Thank you for this post. It is amazing that this has to be defended again and again. It makes me cringe every time I see Nina Planck’s name. The first time she made a big splash in The New York Times’ op-ed pages, I was so taken aback by her outright false statements. Like many vegans, I emailed the Times and even got a response back from the editor of the paper over me questioning their standards. He just said that the op-ed pages are the responsibility of the publisher of the paper and editor of the op-ed pages, and the news side has nothing to do with it. I appreciated him responding to me, but it was a cop-out. Editors and fact checkers rigorously review news stories to make sure they are factual. The same standard should be in place for opinion pieces, too. I’m not suggesting that people should not be able to state their opinions freely, but they should not be allowed to misrepresent the facts, as Planck did. Among the more absurd things she said was that babies are made from fish oil and a few other things. Of course, this fear-mongering about veganism is not just limited to raising babies. It is about being vegan at all. Thanks to your book, Becoming Vegan, and some other resources out there, it helps people make informed decisions and remove the baseless fear about veganism. My wife and I are now going on twelve years as vegans, and our two highly vigorous and healthy children are vegan, too.

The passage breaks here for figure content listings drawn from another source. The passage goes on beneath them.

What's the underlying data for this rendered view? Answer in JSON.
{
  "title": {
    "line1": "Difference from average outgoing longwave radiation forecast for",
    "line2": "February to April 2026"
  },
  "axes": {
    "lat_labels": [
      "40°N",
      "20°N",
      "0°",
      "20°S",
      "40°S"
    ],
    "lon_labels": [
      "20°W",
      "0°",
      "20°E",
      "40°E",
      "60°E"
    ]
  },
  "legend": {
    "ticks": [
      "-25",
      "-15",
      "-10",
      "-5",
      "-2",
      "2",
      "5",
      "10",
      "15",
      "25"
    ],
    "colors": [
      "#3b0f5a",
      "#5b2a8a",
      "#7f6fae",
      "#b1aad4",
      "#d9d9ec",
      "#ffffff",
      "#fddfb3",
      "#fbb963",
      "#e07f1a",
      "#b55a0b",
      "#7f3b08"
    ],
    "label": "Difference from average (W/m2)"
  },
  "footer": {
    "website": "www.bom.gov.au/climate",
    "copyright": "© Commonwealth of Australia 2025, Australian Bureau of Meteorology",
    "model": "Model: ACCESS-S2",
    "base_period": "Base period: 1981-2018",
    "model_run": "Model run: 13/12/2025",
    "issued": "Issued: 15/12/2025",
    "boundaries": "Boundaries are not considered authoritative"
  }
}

Sorry, I mistakenly attributed Becoming Vegan to you, but I do think you are a fabulous resource on veganism.
All the “concern” over a vegan diet is absurd! We were designed to live on a plant based diet. Like their meat and dairy based diet isn’t deficient in anything – HA! Where shall I begin?? Nobody raises a hand when you take your kid to McD or Chick-Fil-A or KFC, but oh boy, when you talk about feeding them fruits and veggies, all the carnivore nutritionists come out of the woodwork! Thanks for the article!